The Men Who Stare At Goats
This program took remote viewing seriously. For two decades (roughly 1972 to 1995), the government paid psychics like Ingo Swann, Joe McMoneagle, and Pat Price to "see" secret Soviet facilities from thousands of miles away. They sat in sound-proofed rooms with blindfolds on, drawing sketches of cranes, missile silos, and submarines.
The research was often connected to broader studies on —the idea that all minds are connected.
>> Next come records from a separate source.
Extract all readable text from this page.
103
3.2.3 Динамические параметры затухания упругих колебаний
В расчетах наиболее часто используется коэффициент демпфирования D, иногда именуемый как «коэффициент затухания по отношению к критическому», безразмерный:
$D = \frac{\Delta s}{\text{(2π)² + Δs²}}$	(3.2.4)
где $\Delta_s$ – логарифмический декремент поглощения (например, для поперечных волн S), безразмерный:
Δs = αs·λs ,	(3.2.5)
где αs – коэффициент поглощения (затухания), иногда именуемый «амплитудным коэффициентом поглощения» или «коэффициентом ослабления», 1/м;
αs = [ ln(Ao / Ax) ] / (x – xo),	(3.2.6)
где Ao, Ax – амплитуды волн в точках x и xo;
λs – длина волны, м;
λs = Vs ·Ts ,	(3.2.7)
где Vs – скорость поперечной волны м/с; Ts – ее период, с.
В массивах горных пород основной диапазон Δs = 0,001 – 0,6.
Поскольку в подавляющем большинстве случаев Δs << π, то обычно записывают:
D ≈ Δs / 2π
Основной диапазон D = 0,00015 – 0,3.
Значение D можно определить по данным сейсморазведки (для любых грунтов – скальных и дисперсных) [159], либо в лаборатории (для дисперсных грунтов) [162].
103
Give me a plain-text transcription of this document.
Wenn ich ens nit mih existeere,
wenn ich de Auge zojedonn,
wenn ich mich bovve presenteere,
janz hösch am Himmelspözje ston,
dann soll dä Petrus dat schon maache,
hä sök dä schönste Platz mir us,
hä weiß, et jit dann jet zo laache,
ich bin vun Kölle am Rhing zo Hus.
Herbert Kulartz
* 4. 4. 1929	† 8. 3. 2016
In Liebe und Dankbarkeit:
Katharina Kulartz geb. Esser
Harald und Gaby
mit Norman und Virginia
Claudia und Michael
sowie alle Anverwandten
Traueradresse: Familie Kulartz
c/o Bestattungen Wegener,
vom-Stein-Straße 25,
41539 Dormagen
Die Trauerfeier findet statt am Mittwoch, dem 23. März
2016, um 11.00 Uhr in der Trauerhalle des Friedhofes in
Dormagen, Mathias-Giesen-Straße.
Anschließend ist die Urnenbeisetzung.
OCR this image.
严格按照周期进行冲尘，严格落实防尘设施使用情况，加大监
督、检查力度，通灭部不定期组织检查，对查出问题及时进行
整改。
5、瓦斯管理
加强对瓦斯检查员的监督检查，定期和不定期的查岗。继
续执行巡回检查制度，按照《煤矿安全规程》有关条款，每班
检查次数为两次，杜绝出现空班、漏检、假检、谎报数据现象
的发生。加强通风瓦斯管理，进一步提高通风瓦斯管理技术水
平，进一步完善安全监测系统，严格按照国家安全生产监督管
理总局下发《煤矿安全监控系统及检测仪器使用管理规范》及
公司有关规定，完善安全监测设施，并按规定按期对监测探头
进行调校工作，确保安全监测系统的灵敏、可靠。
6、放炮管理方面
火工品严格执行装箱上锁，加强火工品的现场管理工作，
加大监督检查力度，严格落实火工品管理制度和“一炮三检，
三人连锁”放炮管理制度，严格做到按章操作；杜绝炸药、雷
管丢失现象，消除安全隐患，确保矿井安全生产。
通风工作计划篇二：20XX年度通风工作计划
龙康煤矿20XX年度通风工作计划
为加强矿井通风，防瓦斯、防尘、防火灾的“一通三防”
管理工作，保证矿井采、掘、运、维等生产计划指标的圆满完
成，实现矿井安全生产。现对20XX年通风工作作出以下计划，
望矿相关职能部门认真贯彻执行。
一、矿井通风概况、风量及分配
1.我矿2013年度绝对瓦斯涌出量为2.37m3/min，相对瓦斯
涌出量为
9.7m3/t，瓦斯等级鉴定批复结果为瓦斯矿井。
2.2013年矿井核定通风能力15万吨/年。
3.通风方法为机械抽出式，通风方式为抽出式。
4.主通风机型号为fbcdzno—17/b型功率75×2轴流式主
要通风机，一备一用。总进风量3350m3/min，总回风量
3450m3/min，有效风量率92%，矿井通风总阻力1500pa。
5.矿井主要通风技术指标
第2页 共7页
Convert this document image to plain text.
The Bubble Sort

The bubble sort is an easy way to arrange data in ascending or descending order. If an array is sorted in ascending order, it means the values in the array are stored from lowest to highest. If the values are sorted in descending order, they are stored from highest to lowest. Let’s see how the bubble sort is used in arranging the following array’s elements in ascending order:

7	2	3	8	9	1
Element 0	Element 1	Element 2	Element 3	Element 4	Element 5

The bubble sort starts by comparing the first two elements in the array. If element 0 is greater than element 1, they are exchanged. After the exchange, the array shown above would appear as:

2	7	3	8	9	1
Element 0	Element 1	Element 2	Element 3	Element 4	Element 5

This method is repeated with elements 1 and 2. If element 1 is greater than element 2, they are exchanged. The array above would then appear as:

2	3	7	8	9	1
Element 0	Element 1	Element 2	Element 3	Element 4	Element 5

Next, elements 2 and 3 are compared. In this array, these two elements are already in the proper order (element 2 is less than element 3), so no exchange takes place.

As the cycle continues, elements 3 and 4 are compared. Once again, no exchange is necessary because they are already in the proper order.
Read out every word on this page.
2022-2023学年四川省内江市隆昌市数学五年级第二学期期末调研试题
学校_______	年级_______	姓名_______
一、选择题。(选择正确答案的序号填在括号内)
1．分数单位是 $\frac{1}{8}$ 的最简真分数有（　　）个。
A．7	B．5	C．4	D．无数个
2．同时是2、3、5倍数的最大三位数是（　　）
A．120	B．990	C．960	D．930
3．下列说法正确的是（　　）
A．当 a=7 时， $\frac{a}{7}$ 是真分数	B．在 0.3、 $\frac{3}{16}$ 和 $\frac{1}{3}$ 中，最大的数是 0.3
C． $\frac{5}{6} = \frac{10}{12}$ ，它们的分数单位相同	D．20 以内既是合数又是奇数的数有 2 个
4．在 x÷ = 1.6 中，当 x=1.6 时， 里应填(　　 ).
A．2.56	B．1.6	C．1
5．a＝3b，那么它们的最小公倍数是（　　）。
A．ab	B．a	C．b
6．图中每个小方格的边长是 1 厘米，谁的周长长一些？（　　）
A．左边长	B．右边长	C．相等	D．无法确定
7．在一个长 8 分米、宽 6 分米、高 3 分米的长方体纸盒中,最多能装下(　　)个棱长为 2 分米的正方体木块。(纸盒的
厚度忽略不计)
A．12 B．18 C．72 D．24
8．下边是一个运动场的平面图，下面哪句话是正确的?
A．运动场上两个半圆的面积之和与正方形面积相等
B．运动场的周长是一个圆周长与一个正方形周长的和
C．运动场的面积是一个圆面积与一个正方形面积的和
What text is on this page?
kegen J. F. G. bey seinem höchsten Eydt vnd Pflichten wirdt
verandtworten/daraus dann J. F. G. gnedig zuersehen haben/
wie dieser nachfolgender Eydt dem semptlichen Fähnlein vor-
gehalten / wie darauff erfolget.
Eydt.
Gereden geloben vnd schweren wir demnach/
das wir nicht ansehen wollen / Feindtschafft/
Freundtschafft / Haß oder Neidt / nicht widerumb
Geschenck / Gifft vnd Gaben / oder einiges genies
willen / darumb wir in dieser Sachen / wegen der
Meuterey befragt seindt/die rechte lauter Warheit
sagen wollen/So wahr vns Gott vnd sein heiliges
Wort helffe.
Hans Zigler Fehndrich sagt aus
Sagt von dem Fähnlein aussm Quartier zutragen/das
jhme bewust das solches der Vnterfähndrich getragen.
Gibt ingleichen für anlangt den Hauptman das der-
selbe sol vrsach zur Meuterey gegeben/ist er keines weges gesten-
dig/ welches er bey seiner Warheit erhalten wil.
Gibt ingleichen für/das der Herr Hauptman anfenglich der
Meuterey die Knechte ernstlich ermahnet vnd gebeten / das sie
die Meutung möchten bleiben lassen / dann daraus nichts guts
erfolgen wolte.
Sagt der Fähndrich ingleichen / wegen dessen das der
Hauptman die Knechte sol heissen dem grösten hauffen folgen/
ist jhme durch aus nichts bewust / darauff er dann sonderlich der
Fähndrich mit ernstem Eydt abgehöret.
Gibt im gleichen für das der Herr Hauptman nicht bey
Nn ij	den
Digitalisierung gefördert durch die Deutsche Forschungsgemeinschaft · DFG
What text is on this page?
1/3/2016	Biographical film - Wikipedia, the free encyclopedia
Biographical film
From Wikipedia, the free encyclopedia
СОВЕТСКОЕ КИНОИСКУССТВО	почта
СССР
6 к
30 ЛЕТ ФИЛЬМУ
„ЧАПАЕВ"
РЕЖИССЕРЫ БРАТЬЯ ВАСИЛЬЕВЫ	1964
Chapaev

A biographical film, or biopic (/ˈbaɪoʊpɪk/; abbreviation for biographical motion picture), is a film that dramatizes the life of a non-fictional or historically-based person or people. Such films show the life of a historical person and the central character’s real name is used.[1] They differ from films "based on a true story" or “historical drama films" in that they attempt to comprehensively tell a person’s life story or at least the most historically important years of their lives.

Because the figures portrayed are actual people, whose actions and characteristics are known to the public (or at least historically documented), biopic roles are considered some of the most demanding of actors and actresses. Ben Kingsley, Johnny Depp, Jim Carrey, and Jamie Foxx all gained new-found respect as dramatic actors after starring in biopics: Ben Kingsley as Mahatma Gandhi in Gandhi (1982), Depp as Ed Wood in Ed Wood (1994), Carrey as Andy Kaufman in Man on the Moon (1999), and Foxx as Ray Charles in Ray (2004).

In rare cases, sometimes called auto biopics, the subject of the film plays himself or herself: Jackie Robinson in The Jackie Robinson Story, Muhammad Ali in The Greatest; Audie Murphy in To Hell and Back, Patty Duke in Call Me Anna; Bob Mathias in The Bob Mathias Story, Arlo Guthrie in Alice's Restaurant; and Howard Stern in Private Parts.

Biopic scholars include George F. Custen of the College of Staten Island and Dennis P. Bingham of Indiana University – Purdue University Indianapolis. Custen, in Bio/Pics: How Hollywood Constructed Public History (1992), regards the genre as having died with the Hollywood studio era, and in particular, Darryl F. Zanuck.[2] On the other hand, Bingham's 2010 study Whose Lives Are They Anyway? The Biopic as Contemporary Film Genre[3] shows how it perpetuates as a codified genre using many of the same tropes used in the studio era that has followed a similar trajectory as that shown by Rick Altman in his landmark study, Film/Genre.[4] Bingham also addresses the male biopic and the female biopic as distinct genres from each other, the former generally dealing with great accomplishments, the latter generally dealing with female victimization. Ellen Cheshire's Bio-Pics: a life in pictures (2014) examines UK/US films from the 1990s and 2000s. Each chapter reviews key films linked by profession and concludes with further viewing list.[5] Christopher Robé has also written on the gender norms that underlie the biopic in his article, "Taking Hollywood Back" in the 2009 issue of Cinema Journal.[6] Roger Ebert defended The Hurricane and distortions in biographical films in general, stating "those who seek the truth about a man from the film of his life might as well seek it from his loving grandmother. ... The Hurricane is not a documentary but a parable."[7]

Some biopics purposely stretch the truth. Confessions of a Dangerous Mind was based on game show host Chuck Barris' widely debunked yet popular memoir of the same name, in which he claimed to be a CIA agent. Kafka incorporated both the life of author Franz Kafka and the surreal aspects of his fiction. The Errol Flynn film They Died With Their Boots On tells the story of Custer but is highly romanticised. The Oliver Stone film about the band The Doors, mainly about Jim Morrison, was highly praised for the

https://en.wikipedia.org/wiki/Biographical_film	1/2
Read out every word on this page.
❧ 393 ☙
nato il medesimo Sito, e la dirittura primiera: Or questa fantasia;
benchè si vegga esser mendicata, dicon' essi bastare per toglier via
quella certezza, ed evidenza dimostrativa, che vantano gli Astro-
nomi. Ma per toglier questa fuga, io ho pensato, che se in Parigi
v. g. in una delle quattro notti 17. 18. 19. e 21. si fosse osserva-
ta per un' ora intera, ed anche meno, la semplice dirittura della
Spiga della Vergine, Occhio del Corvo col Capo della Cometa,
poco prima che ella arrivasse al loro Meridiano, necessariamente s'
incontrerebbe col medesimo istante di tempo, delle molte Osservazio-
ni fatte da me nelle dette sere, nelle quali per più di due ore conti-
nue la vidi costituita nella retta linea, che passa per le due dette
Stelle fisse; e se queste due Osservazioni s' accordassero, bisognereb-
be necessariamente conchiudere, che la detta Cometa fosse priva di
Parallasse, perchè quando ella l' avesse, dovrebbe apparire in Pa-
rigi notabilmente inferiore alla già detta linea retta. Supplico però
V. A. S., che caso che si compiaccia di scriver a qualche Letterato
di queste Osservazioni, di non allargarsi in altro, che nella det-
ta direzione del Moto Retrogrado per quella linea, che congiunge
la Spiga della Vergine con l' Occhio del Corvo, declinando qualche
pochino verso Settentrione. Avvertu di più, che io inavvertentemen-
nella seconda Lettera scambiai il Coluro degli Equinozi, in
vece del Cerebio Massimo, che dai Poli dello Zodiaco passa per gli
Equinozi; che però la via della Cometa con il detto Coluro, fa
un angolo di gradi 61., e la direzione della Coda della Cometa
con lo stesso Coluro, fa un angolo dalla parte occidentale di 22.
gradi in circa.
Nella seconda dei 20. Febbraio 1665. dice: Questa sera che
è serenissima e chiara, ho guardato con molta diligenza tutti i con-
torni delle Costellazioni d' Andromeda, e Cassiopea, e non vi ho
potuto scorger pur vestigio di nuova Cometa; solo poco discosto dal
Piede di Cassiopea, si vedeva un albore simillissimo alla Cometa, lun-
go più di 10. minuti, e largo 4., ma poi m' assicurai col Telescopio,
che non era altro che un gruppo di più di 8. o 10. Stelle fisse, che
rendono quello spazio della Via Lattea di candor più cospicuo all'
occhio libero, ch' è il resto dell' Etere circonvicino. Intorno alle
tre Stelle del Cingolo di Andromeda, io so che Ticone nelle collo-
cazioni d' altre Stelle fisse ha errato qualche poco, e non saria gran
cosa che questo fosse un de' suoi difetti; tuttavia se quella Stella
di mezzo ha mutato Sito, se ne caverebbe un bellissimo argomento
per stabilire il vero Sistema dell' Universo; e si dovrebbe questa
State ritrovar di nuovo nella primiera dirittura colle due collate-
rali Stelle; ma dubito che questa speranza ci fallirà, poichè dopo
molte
The fear was that if the Soviets learned to leverage this before the US, the result would be catastrophic. 4. Legacy and Critique
The central premise of the work is rooted in historical fact. Ronson investigates a secret unit within the U.S. Army known as the Stargate Project, which began in 1978. The official goal was to explore “remote viewing”—the alleged ability to perceive distant locations, people, or events using only the power of the mind. The most infamous anecdote, and the one that gives the story its title, involves a retired Lieutenant Colonel named Jim Channon. In the 1970s, disillusioned by the trauma of the Vietnam War, Channon produced a document called the First Earth Battalion Operational Manual . This New Age-infused guide proposed a “soldier-priest” who could defeat enemies not through brute force, but through paranormal means: walking through walls, clouding enemy minds, and, most famously, stopping the heartbeat of a goat simply by staring at it. While Channon claimed the goat never actually died, the metaphor stuck. Ronson’s research confirms that the military did indeed fund training exercises where soldiers attempted to kill goats with their minds, a fact that blurs the line between absurd fiction and bizarre reality.
And the truly terrifying part? They still aren't sure that you can't. The Men Who Stare At Goats
In 2009, the story finally reached mass culture with the film The Men Who Stare At Goats , directed by Grant Heslov and starring George Clooney, Ewan McGregor, Jeff Bridges, and Kevin Spacey.
Cassady described the "Incident at the Livestock Pen" on a Tuesday afternoon in July. A lieutenant colonel from the Inspector General’s office had arrived to witness the demonstration. The unit’s star psychic, a man named Bill who’d once levitated a teaspoon for eleven seconds, was supposed to stop a goat’s heart from 50 feet.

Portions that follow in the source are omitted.